The songs for the other voices are less powerful, in general more lyrical and intimate. Alexandre Naoumenko only has five songs, and they aren’t, on the whole, among the more striking examples, but he responds elegantly to ‘The Fountain’ (Op 26 No 11). Maria Popescu gives a beautiful account of one of the most deservedly popular of them all, ‘To the children’ (Op 26 No 7), and of the remarkable Merezhkovsky setting ‘Christ is risen’ (Op 26 No 6).

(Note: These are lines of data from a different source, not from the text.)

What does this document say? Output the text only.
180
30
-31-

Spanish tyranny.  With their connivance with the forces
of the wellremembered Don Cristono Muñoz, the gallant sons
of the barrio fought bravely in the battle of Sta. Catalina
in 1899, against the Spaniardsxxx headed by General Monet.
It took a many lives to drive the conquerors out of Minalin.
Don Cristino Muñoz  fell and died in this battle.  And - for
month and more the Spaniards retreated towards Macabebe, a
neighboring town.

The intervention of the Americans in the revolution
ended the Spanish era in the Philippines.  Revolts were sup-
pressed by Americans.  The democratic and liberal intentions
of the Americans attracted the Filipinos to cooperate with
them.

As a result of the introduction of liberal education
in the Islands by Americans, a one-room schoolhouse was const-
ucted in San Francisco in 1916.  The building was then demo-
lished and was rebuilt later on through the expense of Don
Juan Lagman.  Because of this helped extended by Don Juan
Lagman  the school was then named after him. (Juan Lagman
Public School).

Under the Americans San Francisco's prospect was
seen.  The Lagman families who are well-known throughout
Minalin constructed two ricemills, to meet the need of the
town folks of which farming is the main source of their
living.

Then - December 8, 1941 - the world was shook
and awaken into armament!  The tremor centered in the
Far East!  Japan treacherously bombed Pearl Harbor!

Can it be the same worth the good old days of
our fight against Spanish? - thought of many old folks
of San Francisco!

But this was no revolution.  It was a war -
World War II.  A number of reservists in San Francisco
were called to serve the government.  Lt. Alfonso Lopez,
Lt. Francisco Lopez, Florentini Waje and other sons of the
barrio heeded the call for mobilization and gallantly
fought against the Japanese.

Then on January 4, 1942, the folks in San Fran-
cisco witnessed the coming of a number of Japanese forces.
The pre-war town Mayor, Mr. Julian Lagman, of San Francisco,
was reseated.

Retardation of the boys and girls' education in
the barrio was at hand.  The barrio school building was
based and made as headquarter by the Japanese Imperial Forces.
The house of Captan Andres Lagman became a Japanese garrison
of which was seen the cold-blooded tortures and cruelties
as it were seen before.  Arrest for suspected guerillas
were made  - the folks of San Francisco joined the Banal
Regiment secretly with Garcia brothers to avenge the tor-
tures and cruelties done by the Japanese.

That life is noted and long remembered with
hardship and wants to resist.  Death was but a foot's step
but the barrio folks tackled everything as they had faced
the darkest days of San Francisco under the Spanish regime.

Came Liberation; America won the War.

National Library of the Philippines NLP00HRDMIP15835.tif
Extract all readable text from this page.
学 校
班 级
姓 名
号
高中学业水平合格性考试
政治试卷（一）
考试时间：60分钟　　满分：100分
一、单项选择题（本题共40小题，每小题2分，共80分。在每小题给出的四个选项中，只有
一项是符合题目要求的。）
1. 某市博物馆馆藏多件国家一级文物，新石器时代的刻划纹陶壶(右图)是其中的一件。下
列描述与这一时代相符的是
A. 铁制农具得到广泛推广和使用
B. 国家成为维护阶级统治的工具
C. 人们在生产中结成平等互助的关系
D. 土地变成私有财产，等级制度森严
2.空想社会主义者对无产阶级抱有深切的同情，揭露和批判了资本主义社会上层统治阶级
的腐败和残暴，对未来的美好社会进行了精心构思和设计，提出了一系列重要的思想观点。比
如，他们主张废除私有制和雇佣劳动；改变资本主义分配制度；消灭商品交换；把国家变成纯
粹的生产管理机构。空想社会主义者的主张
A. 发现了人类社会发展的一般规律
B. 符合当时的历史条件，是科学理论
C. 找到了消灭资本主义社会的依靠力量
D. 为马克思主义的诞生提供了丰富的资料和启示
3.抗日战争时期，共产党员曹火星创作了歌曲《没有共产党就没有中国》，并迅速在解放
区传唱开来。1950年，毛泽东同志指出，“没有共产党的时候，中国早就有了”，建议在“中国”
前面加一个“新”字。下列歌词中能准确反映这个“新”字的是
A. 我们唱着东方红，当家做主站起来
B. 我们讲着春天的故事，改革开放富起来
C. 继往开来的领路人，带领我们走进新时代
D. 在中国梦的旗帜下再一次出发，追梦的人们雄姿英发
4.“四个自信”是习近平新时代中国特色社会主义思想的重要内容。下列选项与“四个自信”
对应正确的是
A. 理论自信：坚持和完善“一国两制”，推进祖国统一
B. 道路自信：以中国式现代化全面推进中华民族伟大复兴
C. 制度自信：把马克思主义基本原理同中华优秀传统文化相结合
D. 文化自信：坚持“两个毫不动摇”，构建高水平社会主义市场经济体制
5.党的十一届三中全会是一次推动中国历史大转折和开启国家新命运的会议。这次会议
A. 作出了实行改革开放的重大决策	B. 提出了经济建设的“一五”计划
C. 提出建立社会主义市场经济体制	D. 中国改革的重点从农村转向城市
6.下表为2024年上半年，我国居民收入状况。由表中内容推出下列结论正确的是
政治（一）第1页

Joan Rodgers is enchanting in ‘The Lilacs’ (Op 21 No 5) and moving in the song acknowledging that love is slipping away, ‘Again I am alone’ (Op 26 No 9). She has complete mastery of the style, and nothing here is finer than her arching phrase ending ‘How peaceful’ (Op 21 No 7) – ‘da ty, mechta moya’ (‘and you, my dream’) – with Shelley gently articulating Rachmaninov’s reflective piano postlude from the world of Schumann.

 

Additional Recommendation

14 Songs, Op 34. Letter to KS Stanislavsky. From the Gospel of St John. Six Songs, Op 38. A Prayer. All wish to sing

J Rodgers sop Popescu mez Naoumenko ten Leiferkus bar Shelley pf

Chandos CHAN9477 (68‘ · DDD · T/t) Buy from Amazon

Some of Rachmaninov’s greatest songs are here, coloured in their invention by the four great singers whose hovering presence makes the disposition of this recital between four similar voices a highly successful idea. The Chaliapin songs go to Sergei Leiferkus, occasionally a little overshadowed by his mighty example but more often his own man. Alexandre Naoumenko inherits the mantle of Leonid Sobinov, and though he sometimes resorts to a near-falsetto for soft high notes, he appears to have listened to that fine tenor’s elegance of line and no less subtle feeling for poetry. Maria Popescu has only two songs, but she has a light tone and bright manner. Joan Rodgers is exquisite in the most rapturous and inward of the songs.